О том, что у нее депрессия, она заявляет на следующий день к вечеру. Может быть, ее развеет теннис? Мы берем ракетки и спешим на корт. Солнце уже скрылось за верхушки кипарисов, ветерок шелестит листьями платанов, вершины гор в дымке. На ней цветастая тенниска, белая спортивная юбка, красная лента украшает лоб. Игра в теннис ее преображает: мягкая и уступчивая, немножко капризная и нерешительная, она становится жесткой и уверенной в своих действиях на корте. Она легка, ловка и проворна. Чего только стоят ее «хэх!» Но я ведь тоже парень не промах. Мне нередко удается удачно сработать ракеткой, и тогда она злится, что не может принять подрезанный мяч. Это меня подзадоривает! Моя тенниска промокла насквозь, пот застилает глаза и, хотя я толстоват и менее проворен, я тоже набираю очки. А ей нужна только победа.
Я готов сегодня же жениться на ней.
— Ты единственная женщина, без которой я…
— Так я тебе и поверю.
На улице она не позволяет мне проявлять никаких чувств. Только дома. А дома забивается в свою раковину.
Как все умные женщины, она не считает себя умной. Ее приводит в восторг беседа с умным человеком. Если же она не находит собеседника умным, она ничем не выдает этой потери.
На протяжении всей поездки я думаю о том, чтобы ничего не случилось.
— Обгони его.
На это она молчит, уцепившись обеими руками за руль и подавшись чуть вперед. Фургон, который еле тянется на подъеме, обдает нас мелкими грязными брызгами. То и дело приходится включать «дворники».
Зачем я тороплю ее?
Она совсем недавно стала говорить мне «ты», но ни разу не произнесла еще «Я люблю тебя». Ни «тебя», ни «вас».
Что значит депрессия? Мне кажется, что сейчас она самая счастливая женщина на свете, потому что рядом с ней я, мужчина, который любит ее бесконечно и нравится ей, я знаю. Она этого не понимает и выигрывает третий сет — 50:30.
Нужно быть совсем слепым, чтобы вбить себе такое в голову: «У нас ведь нет будущего, ты сам сказал». Мало ли, что я сказал. У нас есть настоящее и оно прекрасно.

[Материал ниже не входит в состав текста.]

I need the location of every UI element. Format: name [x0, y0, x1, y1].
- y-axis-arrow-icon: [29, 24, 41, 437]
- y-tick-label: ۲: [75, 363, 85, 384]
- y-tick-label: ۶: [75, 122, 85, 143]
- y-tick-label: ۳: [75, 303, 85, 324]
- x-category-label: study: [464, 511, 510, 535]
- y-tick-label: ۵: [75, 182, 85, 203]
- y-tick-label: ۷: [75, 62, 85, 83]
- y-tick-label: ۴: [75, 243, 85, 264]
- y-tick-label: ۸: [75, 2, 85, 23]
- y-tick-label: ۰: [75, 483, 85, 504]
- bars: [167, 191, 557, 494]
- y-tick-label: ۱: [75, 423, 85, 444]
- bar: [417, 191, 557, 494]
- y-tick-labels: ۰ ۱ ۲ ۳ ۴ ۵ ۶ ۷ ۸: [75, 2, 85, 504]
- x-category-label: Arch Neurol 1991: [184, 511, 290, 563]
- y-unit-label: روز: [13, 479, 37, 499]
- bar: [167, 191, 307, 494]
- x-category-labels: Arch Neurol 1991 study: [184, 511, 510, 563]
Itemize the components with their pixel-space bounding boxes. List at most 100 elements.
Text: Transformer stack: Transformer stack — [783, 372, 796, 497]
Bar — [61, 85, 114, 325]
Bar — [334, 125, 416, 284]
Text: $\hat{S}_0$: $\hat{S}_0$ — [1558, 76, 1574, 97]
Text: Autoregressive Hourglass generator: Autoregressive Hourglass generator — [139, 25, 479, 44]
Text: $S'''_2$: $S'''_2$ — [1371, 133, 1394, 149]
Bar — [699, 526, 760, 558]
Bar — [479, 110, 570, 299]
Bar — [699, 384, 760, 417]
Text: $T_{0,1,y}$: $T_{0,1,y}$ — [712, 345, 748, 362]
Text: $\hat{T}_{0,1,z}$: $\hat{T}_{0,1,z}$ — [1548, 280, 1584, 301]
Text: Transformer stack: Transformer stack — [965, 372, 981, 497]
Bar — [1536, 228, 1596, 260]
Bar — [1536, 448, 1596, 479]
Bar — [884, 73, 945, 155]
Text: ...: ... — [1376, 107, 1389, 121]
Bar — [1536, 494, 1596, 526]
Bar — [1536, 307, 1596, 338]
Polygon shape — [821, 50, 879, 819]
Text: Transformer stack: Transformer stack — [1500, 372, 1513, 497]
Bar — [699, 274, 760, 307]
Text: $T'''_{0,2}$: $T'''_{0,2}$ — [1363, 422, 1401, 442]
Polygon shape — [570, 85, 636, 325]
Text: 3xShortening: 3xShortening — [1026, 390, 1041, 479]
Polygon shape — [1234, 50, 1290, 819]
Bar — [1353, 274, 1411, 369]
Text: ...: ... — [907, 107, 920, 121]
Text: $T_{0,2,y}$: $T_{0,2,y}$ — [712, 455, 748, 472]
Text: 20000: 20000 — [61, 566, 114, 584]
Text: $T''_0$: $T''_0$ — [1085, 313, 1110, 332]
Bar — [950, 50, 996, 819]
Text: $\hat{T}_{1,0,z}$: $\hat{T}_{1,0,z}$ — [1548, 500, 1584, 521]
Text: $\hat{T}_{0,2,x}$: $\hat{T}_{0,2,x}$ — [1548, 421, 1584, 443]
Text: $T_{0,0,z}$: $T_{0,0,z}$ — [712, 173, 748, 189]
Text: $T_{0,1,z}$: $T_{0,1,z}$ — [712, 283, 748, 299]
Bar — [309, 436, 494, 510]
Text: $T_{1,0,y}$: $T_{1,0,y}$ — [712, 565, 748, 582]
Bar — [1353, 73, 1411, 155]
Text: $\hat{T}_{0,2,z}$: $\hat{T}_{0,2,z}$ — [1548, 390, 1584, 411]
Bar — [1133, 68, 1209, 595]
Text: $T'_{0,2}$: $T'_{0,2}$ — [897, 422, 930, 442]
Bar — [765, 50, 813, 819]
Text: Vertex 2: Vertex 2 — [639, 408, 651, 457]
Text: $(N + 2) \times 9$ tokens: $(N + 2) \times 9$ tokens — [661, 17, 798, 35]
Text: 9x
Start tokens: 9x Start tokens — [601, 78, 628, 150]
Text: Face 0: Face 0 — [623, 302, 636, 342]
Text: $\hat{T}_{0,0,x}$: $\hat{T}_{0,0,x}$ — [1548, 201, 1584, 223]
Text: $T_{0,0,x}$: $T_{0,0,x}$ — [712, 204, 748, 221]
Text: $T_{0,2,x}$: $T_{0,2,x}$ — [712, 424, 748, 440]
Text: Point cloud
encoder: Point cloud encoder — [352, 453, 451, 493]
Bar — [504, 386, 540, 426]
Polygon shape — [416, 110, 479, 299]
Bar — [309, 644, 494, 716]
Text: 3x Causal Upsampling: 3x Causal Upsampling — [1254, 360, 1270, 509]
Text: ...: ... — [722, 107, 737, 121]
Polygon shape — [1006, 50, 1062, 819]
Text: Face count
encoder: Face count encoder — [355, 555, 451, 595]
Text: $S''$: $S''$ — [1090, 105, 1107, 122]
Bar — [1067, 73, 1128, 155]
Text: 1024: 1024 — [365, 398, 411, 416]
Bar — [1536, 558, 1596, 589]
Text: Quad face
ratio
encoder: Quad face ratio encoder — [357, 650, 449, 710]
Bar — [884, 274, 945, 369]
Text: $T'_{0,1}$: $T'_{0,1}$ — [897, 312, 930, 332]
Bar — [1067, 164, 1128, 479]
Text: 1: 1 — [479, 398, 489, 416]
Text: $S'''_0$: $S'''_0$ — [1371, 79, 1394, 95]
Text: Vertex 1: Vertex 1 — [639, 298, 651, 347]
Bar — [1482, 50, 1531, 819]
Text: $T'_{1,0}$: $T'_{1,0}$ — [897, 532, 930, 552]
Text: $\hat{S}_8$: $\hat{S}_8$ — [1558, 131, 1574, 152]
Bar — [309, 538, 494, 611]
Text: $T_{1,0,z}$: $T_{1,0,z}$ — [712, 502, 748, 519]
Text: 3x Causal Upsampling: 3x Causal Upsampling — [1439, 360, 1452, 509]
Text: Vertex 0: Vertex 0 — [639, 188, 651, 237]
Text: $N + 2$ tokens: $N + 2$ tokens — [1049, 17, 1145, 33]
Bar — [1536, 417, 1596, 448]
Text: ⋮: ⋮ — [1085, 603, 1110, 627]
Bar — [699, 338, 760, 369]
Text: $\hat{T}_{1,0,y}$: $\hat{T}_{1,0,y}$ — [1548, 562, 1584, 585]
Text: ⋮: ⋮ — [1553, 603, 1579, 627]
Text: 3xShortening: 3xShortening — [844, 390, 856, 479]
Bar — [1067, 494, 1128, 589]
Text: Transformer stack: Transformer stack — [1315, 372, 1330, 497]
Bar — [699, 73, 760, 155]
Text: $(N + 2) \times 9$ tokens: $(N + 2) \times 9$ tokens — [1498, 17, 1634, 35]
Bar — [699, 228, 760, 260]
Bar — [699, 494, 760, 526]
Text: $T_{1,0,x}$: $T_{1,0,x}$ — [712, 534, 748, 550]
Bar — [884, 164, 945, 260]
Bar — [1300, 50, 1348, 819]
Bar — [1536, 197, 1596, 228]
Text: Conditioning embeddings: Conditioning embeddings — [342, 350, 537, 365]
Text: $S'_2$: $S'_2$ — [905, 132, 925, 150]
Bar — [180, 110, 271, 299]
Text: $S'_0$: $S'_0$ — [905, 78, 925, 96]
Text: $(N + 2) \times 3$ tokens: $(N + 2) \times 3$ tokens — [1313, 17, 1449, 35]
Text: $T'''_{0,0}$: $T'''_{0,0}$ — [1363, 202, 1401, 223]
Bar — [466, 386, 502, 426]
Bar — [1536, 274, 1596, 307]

Когда часам к десяти становится ясно, что день будет пасмурным, мы решаем идти в горы. Какую бы тропинку не выбрал, все они ведут к небольшой белостенной церквушке, царствующей на вершине горы. Бывает, что солнце все–таки пробивается сквозь дыру в чернильной крыше туч, и тогда маковки храма сияют золотом, озаряя все вокруг и радуя глаз. Ночью церковь подсвечивается и кажется, что в черном небе завис инопланетный корабль, а в бинокль посмотришь — сияют купола.
— Невозможно оторвать глаза, — говорит Лю.
Такая разница в возрасте! Преступно даже думать, считает она, что мы можем быть вместе. Люди скажут… Дуреха, она еще в том возрасте, когда мнение других играет решающую роль в выборе ее поступков. Если она в чем–то не права, я тут же прошу у нее прощения и до сих пор удивляюсь тому, что меня раздражает женское несовершенство.
На правой ноге чуть выше колена у нее родимое пятно, которое не загорает и напоминает крестик. Меченая. Бог держит ее под присмотром, но это и мой крест.
— Ой, смотри! — вскрикивает Лю, — радуга…
Разница в возрасте — это, конечно же, помеха нашему будущему. Но не настоящему!
Наконец мы все–таки обходим фургон.
В первый же день южное солнце высыпало на ее лицо целый короб веселых крапинок. Паломничество веснушек. Уже на третий день кожа лица стала смуглой, а кончик носа просто лиловым, зато глаза приобрели цвет небесной лазури.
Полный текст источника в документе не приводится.